Restrictive covenants and debt compliance
Our debt agreements contain restrictive covenants that, among other things, place certain limitations on our ability to incur additional indebtedness, make loans or advances to subsidiaries and other entities, pay dividends, acquire other businesses or sell assets. The Credit Facility also requires the Company to maintain a maximum net total leverage ratio, as defined, as of the end of each fiscal quarter. As of November 5, 2024, we believe we were in compliance with all agreements, including all related covenants, governing our outstanding debt.
Interest expense
The Company’s weighted average effective interest rate on our total debt facilities was 9.3% and 10.3% for the nine months ended November 5, 2024 and October 29, 2023, respectively.

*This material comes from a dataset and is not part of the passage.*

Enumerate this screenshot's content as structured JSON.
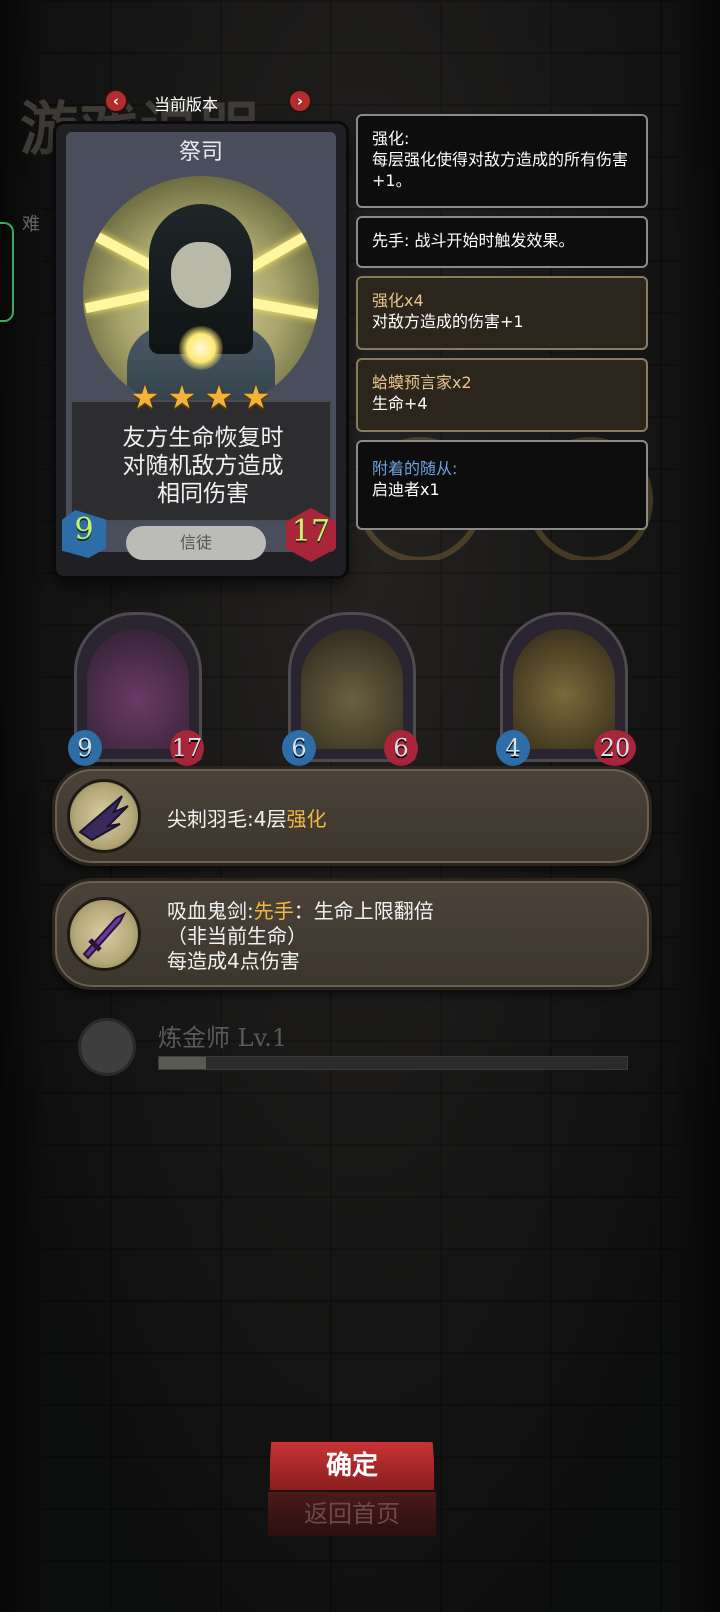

The following table sets forth our recorded interest expense, net for the periods presented:
Nine Months Ended
November 5, 2024October 29, 2023
Interest expense on debt$88.3 $90.7 
Interest associated with swap agreements— (0.4)
Amortization of debt issue discount and debt issuance cost8.4 8.6 
Interest expense on sale-leasebacks (1)
5.4 — 
Interest income(0.4)(4.6)
Capitalized interest(1.8)(1.8)
Total interest expense, net$99.9 $92.5 
(1)    See discussion of sale-leaseback transaction at Note 3 to the unaudited consolidated financial statements.